Hoje é o Dia Nacional dos Centros Históricos – Paulo Bonifácio
Infelizmente, no Centro Histórico de Ovar, já não é possível contar com a casa do “João da Esquina”, na Praça. Na mercearia do Dácunha, nome pelo qual era vulgarmente conhecido o seu proprietário, António Baptista d’Almeida Pereira, e que foi no romance, As Púpilas do Senhor Reitor, o João da Esquina, era ali que passava Júlio Dinis horas inteiras a conversar e sobretudo… a ouvir. Muitas das cenas presenciadas lhe serviram, por adaptação, para a sua obra.
Quando, no princípio do século XX, nos visitou Antero de Figueiredo, escreveu que em Ovar percorreu uma “rua de casas baixas, brancas, e invariáveis de tipo – porta e janela, porta e janela, portas de almofadas e janelas de bisonhas rotulas – para chegar ao centro da vila… chega-se à praça, centro comercial, burocrático e político da terra, onde há os Paços do Concelho – construção moderna, de farto telhado marselhês, a que tenho de voltar as costas para poder ver uma casa de um só andar, pequena, singela mas que é alguém na terra: a casa do Sr. João da Esquina”.
Esta casa, que a autarquia permitiu que fosse demolida, indo-se ver o que de lá irá sair quando os tapumes desaparecerem, estava repleta de história! Era de toda a conveniência que a sua fachada tivesse sido mantida, não só para que esta parte central da grei vareira mantivesse a sua identidade, mas, também, por todo o simbolismo a ela associado. Para além da alteração da sua volumetria, o enorme manancial de janelas faz antever uma descaracterização do lugar e da sua lembrança.
Quando em Ovar se leram as Pupilas, os vareiros “mataram” à primeira os personagens “João da Esquina”, sua mulher “Teresa de Jesus” e a filha do casal “Francisca”, atribuindo o modelo ao Dácunha, Dona Margarida Baptista d’Oliveira Zagalo, sua esposa e Dona Maria Baptista d’Almeida Zagalo, filha do casal. Ora nesta casa nasceu o grande benemérito Dr. Francisco Zagalo, a quem Ovar deve a sua Misericórdia, nasceu, igualmente, e nela morreu, o Dr. Zagalo dos Santos, grande historiador da nossa história local.
Esta comparação entre o comerciante Dácunha e a sua família, com as personagens das Pupilas, em 1955, mereceu ao Dr. Zagalo dos Santos o seguinte comentário:
“Passa por axioma que determinada pessoa era, sem tirar nem pôr, o retrato do João da Esquina. A não ser que o autor do romance fosse dotado de um carácter menos digno do respeito alheio, – que é injustiça aceitar, capaz de tirar por terceiro, uma desforra que lhe não incumbiram, nunca poderia ter sido aquele o visado, o modelo do ridículo.

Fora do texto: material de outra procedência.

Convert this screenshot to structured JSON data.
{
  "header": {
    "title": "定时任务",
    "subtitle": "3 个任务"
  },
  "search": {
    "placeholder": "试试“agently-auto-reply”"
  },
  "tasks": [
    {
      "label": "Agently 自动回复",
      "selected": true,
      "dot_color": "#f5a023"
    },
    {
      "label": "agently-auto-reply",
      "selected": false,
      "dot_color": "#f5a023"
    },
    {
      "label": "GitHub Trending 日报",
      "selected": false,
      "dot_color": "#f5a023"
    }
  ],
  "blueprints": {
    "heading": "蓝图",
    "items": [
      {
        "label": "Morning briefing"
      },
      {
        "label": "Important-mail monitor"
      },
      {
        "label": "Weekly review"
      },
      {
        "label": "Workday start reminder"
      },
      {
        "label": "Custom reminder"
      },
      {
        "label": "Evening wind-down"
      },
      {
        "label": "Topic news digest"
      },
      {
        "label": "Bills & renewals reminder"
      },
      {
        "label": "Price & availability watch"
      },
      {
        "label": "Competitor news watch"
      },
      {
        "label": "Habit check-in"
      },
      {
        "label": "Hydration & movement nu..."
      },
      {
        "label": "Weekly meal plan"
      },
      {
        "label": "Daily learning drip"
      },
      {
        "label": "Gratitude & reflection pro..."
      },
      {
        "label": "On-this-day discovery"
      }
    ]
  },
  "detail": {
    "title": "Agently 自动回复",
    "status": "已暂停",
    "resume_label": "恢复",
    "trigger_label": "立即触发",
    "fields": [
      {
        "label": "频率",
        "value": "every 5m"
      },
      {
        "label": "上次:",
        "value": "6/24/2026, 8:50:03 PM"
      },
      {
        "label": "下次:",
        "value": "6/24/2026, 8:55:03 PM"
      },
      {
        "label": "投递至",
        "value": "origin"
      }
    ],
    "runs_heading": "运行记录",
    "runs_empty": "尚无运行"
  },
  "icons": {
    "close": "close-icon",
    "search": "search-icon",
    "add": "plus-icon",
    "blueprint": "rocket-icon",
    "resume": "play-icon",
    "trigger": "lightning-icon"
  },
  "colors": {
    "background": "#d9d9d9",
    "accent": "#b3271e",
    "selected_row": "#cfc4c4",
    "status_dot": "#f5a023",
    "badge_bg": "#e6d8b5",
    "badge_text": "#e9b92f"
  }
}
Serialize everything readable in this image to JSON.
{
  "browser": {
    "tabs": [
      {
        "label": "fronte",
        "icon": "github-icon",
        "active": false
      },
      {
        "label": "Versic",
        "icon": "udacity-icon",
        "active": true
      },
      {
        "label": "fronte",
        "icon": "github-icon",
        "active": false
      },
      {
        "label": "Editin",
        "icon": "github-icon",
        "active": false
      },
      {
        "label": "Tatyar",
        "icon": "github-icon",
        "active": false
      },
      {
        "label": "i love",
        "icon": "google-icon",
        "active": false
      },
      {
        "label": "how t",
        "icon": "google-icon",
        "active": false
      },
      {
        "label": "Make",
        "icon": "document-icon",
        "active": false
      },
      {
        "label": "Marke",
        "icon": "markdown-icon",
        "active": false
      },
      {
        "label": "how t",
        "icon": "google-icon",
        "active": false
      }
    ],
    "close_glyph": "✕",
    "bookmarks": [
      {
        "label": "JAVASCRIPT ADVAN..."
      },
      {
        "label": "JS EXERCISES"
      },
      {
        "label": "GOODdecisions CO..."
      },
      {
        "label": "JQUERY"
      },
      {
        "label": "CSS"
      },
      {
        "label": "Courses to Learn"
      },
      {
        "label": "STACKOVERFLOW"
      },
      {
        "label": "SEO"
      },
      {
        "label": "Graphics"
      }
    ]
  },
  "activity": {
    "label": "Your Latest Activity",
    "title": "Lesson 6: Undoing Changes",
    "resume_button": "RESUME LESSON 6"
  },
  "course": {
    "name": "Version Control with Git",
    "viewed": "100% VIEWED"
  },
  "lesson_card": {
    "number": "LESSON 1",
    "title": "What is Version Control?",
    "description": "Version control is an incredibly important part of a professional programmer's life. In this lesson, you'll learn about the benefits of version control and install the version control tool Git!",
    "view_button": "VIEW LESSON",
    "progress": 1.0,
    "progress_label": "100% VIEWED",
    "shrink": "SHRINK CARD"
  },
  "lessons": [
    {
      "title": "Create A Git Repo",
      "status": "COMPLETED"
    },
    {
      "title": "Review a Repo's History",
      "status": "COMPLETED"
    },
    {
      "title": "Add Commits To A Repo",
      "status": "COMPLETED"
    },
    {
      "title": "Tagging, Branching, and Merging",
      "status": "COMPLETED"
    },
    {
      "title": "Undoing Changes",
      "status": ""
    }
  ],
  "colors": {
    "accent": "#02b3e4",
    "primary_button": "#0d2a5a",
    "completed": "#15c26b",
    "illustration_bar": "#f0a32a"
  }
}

Na verdade, pouco mais do que analfabetos, ele e sua mulher possuíram dois espíritos superiores, considerados por todos os seus conterrâneos. Ele foi uma das mais vigorosas inteligências da sua terra e do seu tempo. A mordacidade viva, desconcertante dos seus ditos, o emprego apropriado dos seus conceitos e juízos fizeram-no respeitado, temido e acatado. Não queremos fazer a sua reabilitação, por motivos que não interessam já a quem nos ler, mas a justiça que mereceram a todos os títulos. Um homem daquela estrutura moral e mental, jamais estava ao alcance de uma cópia fácil embora por um artista de talento superior.”
O Dr. Zagalo dos Santos, pretendeu desta forma, sem nunca revelar o grau de parentesco e sem sequer fazer referência ao terceiro elemento, filha do casal da Esquina – Francisca, dissipar, aquilo que em Ovar era desde há muito, uma certeza. É que a menina Francisca, do romance, era nada mais, nada menos que a senhora sua mãe, a quem se referia mui respeitosamente como Dona Maria Baptista Zagalo dos Santos. O Dr. António Baptista Zagalo dos Santos era neto materno e afilhado do casal Dácunha!
O Centro Histórico de Ovar está mais pobre, cada vez mais descaracterizado, os elementos Dinisianos desvanecem-se e este ano a Câmara Municipal de Ovar assinala o dia, através de uma visita guiada e encenada “História e contos de uma Vila Oitocentista”, cujo itinerário terá início no Museu Júlio Dinis.